Classes in D and C++
Bill Baxter
dnewsgroup at billbaxter.com
Sun Mar 4 23:49:32 PST 2007
Lionello Lunesu wrote:
> Andy Little wrote:
>> Hi all,
>>
>> I have been evaluating D over the last day in comparison to C++.
>>
>> The template metaprogramming stuff is great and I think its
> > a real improvement over C++.
>>
>> Sadly though theshowstopper for me is user defined types
> > ( classes). I was hoping that I could port my physical quantities
> > library to D, but the killer is the difference between classes in
> > D and C++.
>>
>> In C++ it is possible to create classes that act pretty much like
> > inbuilt types. I used this to good effect in my quan library.
>>
>> Unfortunately in D although you can do:
>>
>> class X{
>> this( int n_in){...}
>> }
>>
>> Its not possible it seems to do e.g this:
>>
>> X x(3);
>>
>> rather you have to do:
>>
>> X x = new X(3);
>
> Why don't you use "struct" instead? A struct can have functions,
> operator overloads, just no constructor/destructor/virtuals, but for
> simple types these shouldn't be needed.
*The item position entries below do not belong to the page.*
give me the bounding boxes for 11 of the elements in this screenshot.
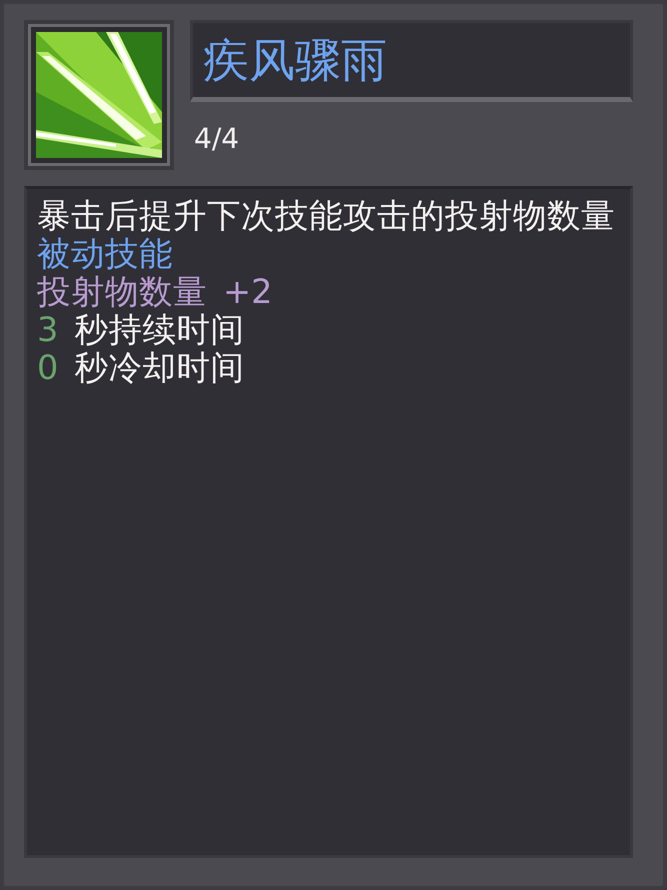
skill-description: 暴击后提升下次技能攻击的投射物数量 [37, 197, 616, 235]
light-rays-icon [36, 32, 162, 158]
stat-name: 投射物数量 [37, 272, 207, 311]
timer-label: 秒冷却时间 [74, 348, 244, 387]
timer-value: 0 [37, 348, 58, 387]
timer-value: 3 [37, 310, 58, 349]
timer-label: 秒持续时间 [74, 310, 244, 349]
skill-level: 4/4 [194, 122, 240, 155]
skill-name: 疾风骤雨 [203, 33, 387, 87]
stat-value: +2 [223, 272, 272, 311]
skill-type: 被动技能 [37, 235, 174, 273]
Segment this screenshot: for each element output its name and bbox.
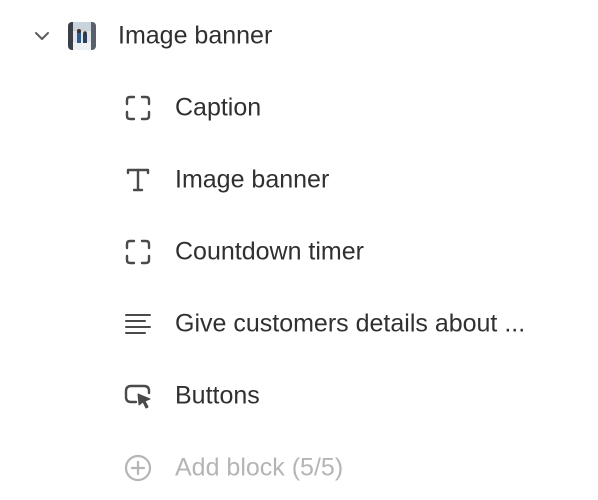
- block-label: Image banner: [175, 165, 330, 194]
- block-row-buttons[interactable]: Buttons: [0, 366, 598, 426]
- button-cursor-icon: [122, 380, 154, 412]
- section-row-image-banner[interactable]: Image banner: [0, 6, 598, 66]
- block-frame-icon: [122, 236, 154, 268]
- block-label: Caption: [175, 93, 262, 122]
- add-block-button[interactable]: Add block (5/5): [0, 438, 598, 498]
- block-row-text-details[interactable]: Give customers details about ...: [0, 294, 598, 354]
- block-row-caption[interactable]: Caption: [0, 78, 598, 138]
- block-frame-icon: [122, 92, 154, 124]
- block-label: Buttons: [175, 381, 260, 410]
- block-row-countdown-timer[interactable]: Countdown timer: [0, 222, 598, 282]
- text-icon: [122, 164, 154, 196]
- chevron-down-icon[interactable]: [31, 25, 53, 47]
- block-label: Countdown timer: [175, 237, 364, 266]
- add-block-label: Add block (5/5): [175, 453, 344, 482]
- section-label: Image banner: [118, 21, 273, 50]
- block-row-image-banner-text[interactable]: Image banner: [0, 150, 598, 210]
- plus-circle-icon: [122, 452, 154, 484]
- section-tree: Image banner Caption Image banner Countd…: [0, 0, 598, 500]
- paragraph-icon: [122, 308, 154, 340]
- image-thumbnail: [68, 22, 96, 50]
- block-label: Give customers details about ...: [175, 309, 526, 338]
For custom types that behave as
> value types, you should be using a "struct" instead of a class.
>
> Instead of a constructor, create a "static opCall". opCall is the
> overload for "(..)" so you can instantiate your type similar to C++:
>
> struct SomeType {
> int member = 0;// default initializer here
> static SomeType opCall( int whatever ) {
> SomeType st;
> st.member = whatever;//custom initialize
> return st;
> }
> //...
> }
>
> SomeType st = 2;//construction
>
> No need for constructors ;)
>
> L.
I don't think that quite works as you wrote.
I think it needs to be
SomeType st = SomeType(2);
or
auto st = SomeType(2);
if you want to avoid repeating your repeat-avoiding self repeatedly.